Außerdem ist das Körpergewicht nur eine Möglichkeit, um die „Größe“ eines Tieres anzugeben – und nicht alle Raubsaurier waren vergleichbar gebaut. Tyrannosaurier wie der T. rex hatten eine eher kompakte Statur, während andere Arten schmaler und länglicher gebaut waren. Einigen Forschern zufolge könnte es selbst innerhalb der Art des T. rex solche Unterschiede gegeben haben, da auch schon schlankere Individuen gefunden wurden.

Bei keiner Art wird dieses Rätsel so deutlich wie beim Spinosaurus, einem semiaquatischen Dinosaurier, der vor etwa 100 Millionen Jahren auf dem Gebiet des heutigen Nordafrika lebte. Von der Nase bis zur Schwanzspitze war das Tier etwa 15 Meter lang und damit länger als T. rex. Würde man sein Gewicht aber anhand seines Oberschenkelknochens schätzen, käme man nur auf etwa 1,6 Tonnen.

Realistisch betrachtet wog Spinosaurus aber fast mit Sicherheit mehr. Man vermutet, dass er die meiste Zeit im Wasser verbrachte und daher auch mit dünneren Knochen zurechtkam. Außerdem waren seine Knochen viel dichter als bei anderen Raubtieren. Diese Eigenschaft hilft heute noch lebenden semiaquatischen Dinosauriern – wie den Pinguinen –, einen gewissen Auftrieb zu halten.

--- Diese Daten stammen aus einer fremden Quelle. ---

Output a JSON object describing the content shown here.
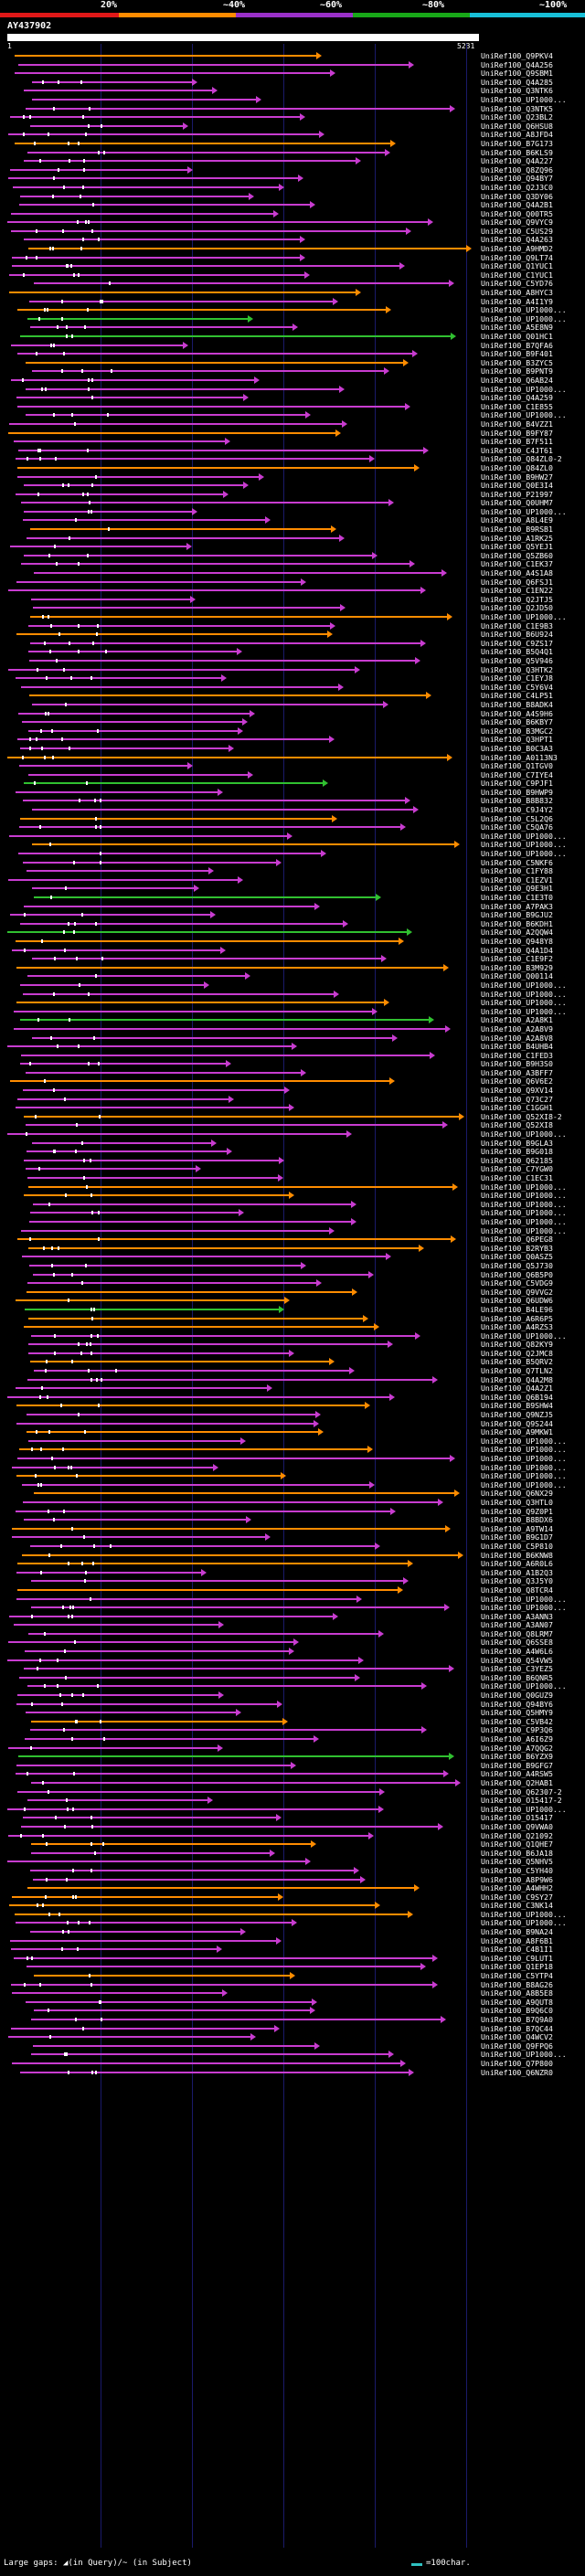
{
  "legend": {
    "labels": [
      "20%",
      "~40%",
      "~60%",
      "~80%",
      "~100%"
    ],
    "colors": [
      "#e01818",
      "#ff8c00",
      "#9a30c8",
      "#18a818",
      "#18c0d8"
    ]
  },
  "query": {
    "name": "AY437902",
    "start": "1",
    "length": "5231"
  },
  "colors": {
    "orange": "#ff8c00",
    "magenta": "#c83cd0",
    "green": "#30c030"
  },
  "hit_ids": [
    "UniRef100_Q9PKV4",
    "UniRef100_Q4A256",
    "UniRef100_Q9SBM1",
    "UniRef100_Q4A285",
    "UniRef100_Q3NTK6",
    "UniRef100_UP1000...",
    "UniRef100_Q3NTK5",
    "UniRef100_Q23BL2",
    "UniRef100_Q6HSU8",
    "UniRef100_A8JFD4",
    "UniRef100_B7G173",
    "UniRef100_B6KLS9",
    "UniRef100_Q4A227",
    "UniRef100_Q8ZQ96",
    "UniRef100_Q94BY7",
    "UniRef100_Q2J3C0",
    "UniRef100_Q3DY06",
    "UniRef100_Q4A2B1",
    "UniRef100_Q00TR5",
    "UniRef100_Q9VYC9",
    "UniRef100_C5US29",
    "UniRef100_Q4A263",
    "UniRef100_A9HMD2",
    "UniRef100_Q9LT74",
    "UniRef100_Q1YUC1",
    "UniRef100_C1YUC1",
    "UniRef100_C5YD76",
    "UniRef100_A8HYC3",
    "UniRef100_A4I1Y9",
    "UniRef100_UP1000...",
    "UniRef100_UP1000...",
    "UniRef100_A5E8N9",
    "UniRef100_Q01HC1",
    "UniRef100_B7QFA6",
    "UniRef100_B9F401",
    "UniRef100_B3ZYC5",
    "UniRef100_B9PNT9",
    "UniRef100_Q6AB24",
    "UniRef100_UP1000...",
    "UniRef100_Q4A259",
    "UniRef100_C1E855",
    "UniRef100_UP1000...",
    "UniRef100_B4VZZ1",
    "UniRef100_B9FY87",
    "UniRef100_B7F511",
    "UniRef100_C4JT61",
    "UniRef100_Q84ZL0-2",
    "UniRef100_Q84ZL0",
    "UniRef100_B9HW27",
    "UniRef100_Q0E3I4",
    "UniRef100_P21997",
    "UniRef100_Q0UHM7",
    "UniRef100_UP1000...",
    "UniRef100_A8L4E9",
    "UniRef100_B9RSB1",
    "UniRef100_A1RK25",
    "UniRef100_Q5YEJ1",
    "UniRef100_Q5ZB60",
    "UniRef100_C1EK37",
    "UniRef100_A4S1A8",
    "UniRef100_Q6FSJ1",
    "UniRef100_C1EN22",
    "UniRef100_Q2JTJ5",
    "UniRef100_Q2JD50",
    "UniRef100_UP1000...",
    "UniRef100_C1E9B3",
    "UniRef100_B6U924",
    "UniRef100_C9ZS17",
    "UniRef100_B5Q4Q1",
    "UniRef100_Q5V946",
    "UniRef100_Q3HTK2",
    "UniRef100_C1EYJ8",
    "UniRef100_C5Y6V4",
    "UniRef100_C4LP51",
    "UniRef100_B8ADK4",
    "UniRef100_A4S9H6",
    "UniRef100_B6KBY7",
    "UniRef100_B3MGC2",
    "UniRef100_Q3HPT1",
    "UniRef100_B0C3A3",
    "UniRef100_A0113N3",
    "UniRef100_Q1TGV0",
    "UniRef100_C7IYE4",
    "UniRef100_C9PJF1",
    "UniRef100_B9HWP9",
    "UniRef100_B8B832",
    "UniRef100_C9J4Y2",
    "UniRef100_C5L2Q6",
    "UniRef100_C5QA76",
    "UniRef100_UP1000...",
    "UniRef100_UP1000...",
    "UniRef100_UP1000...",
    "UniRef100_C5NKF6",
    "UniRef100_C1FY88",
    "UniRef100_C1EZV1",
    "UniRef100_Q9E3H1",
    "UniRef100_C1E3T0",
    "UniRef100_A7PAK3",
    "UniRef100_B9GJU2",
    "UniRef100_B6KDH1",
    "UniRef100_A2QQW4",
    "UniRef100_Q948Y8",
    "UniRef100_Q4A1D4",
    "UniRef100_C1E9F2",
    "UniRef100_B3M929",
    "UniRef100_Q00114",
    "UniRef100_UP1000...",
    "UniRef100_UP1000...",
    "UniRef100_UP1000...",
    "UniRef100_UP1000...",
    "UniRef100_A2A8K1",
    "UniRef100_A2A8V9",
    "UniRef100_A2A8V8",
    "UniRef100_B4UHB4",
    "UniRef100_C1FED3",
    "UniRef100_B9H3S0",
    "UniRef100_A3BFF7",
    "UniRef100_Q6V6E2",
    "UniRef100_Q9XV14",
    "UniRef100_Q73C27",
    "UniRef100_C1GGH1",
    "UniRef100_Q52XI8-2",
    "UniRef100_Q52XI8",
    "UniRef100_UP1000...",
    "UniRef100_B9GLA3",
    "UniRef100_B9G018",
    "UniRef100_Q62185",
    "UniRef100_C7YGW0",
    "UniRef100_C1EC31",
    "UniRef100_UP1000...",
    "UniRef100_UP1000...",
    "UniRef100_UP1000...",
    "UniRef100_UP1000...",
    "UniRef100_UP1000...",
    "UniRef100_UP1000...",
    "UniRef100_Q6PEG8",
    "UniRef100_B2RYB3",
    "UniRef100_Q0ASZ5",
    "UniRef100_Q5J730",
    "UniRef100_Q6B5P0",
    "UniRef100_C5VDG9",
    "UniRef100_Q9VVG2",
    "UniRef100_Q6UDW6",
    "UniRef100_B4LE96",
    "UniRef100_A6R6P5",
    "UniRef100_A4RZS3",
    "UniRef100_UP1000...",
    "UniRef100_Q82KY9",
    "UniRef100_Q2JMC8",
    "UniRef100_B5QRV2",
    "UniRef100_Q7TLN2",
    "UniRef100_Q4A2M8",
    "UniRef100_Q4A2Z1",
    "UniRef100_Q6B194",
    "UniRef100_B9SHW4",
    "UniRef100_Q9NZJ5",
    "UniRef100_Q9S244",
    "UniRef100_A9MKW1",
    "UniRef100_UP1000...",
    "UniRef100_UP1000...",
    "UniRef100_UP1000...",
    "UniRef100_UP1000...",
    "UniRef100_UP1000...",
    "UniRef100_UP1000...",
    "UniRef100_Q6NX29",
    "UniRef100_Q3HTL0",
    "UniRef100_Q9Z0P1",
    "UniRef100_B8BDX6",
    "UniRef100_A9TW14",
    "UniRef100_B9G1D7",
    "UniRef100_C5P810",
    "UniRef100_B6KNW8",
    "UniRef100_A6R0L6",
    "UniRef100_A1B2Q3",
    "UniRef100_Q3J5Y0",
    "UniRef100_Q8TCR4",
    "UniRef100_UP1000...",
    "UniRef100_UP1000...",
    "UniRef100_A3ANN3",
    "UniRef100_A3AN07",
    "UniRef100_Q8LRM7",
    "UniRef100_Q6SSE8",
    "UniRef100_A4W6L6",
    "UniRef100_Q54VW5",
    "UniRef100_C3YEZ5",
    "UniRef100_B6QNR5",
    "UniRef100_UP1000...",
    "UniRef100_Q0GUZ9",
    "UniRef100_Q94BY6",
    "UniRef100_Q5HMY9",
    "UniRef100_C5VB42",
    "UniRef100_C9P3Q6",
    "UniRef100_A6I6Z9",
    "UniRef100_A7QQG2",
    "UniRef100_B6YZX9",
    "UniRef100_B9GFG7",
    "UniRef100_A4RSW5",
    "UniRef100_Q2HAB1",
    "UniRef100_Q62307-2",
    "UniRef100_O15417-2",
    "UniRef100_UP1000...",
    "UniRef100_O15417",
    "UniRef100_Q9VWA0",
    "UniRef100_Q21092",
    "UniRef100_Q1QHE7",
    "UniRef100_B6JA18",
    "UniRef100_Q5NHV5",
    "UniRef100_C5YH40",
    "UniRef100_A8P9W6",
    "UniRef100_A4WHH2",
    "UniRef100_C9SY27",
    "UniRef100_C3NK14",
    "UniRef100_UP1000...",
    "UniRef100_UP1000...",
    "UniRef100_B9NA24",
    "UniRef100_A8F6B1",
    "UniRef100_C4B1I1",
    "UniRef100_C9LUT1",
    "UniRef100_Q1EP18",
    "UniRef100_C5YTP4",
    "UniRef100_B8AG26",
    "UniRef100_A8B5E8",
    "UniRef100_A9QUT8",
    "UniRef100_B9Q6C0",
    "UniRef100_B7Q9A0",
    "UniRef100_B7QC44",
    "UniRef100_Q4WCV2",
    "UniRef100_Q9FPQ6",
    "UniRef100_UP1000...",
    "UniRef100_Q7P800",
    "UniRef100_Q6NZR0"
  ],
  "footer": {
    "large_gaps": "Large gaps: ◢(in Query)/~ (in Subject)",
    "scale": "=100char."
  }
}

„Der Spinosaurier tanzt da etwas aus der Reihe“, sagt Ibrahim, der von National Geographic gefördert wurde und die Überreste des Spinosaurus entdeckte. „Er ist ein hoch spezialisierter Theropode, der eine einzigartige Ökologie und Umwelt hatte – er ist mehr so was wie ein Flussungeheuer.“

Aktuell bleibt Persons aber erst mal bei den Ungeheuern an Land. Er erforscht weiterhin Scottys Überreste, insbesondere Details wie die dramatischen Augenwülste und die „Hörner“ an der Seite des Schädels.

„Alle reden darüber, wie groß dieses Exemplar ist“, sagt er. „Mir gefallen aber tatsächlich all die kleinen Details am besten – die kleinen Seltsamkeiten.“

Der Artikel wurde ursprünglich in englischer Sprache auf NationalGeographic.com veröffentlicht.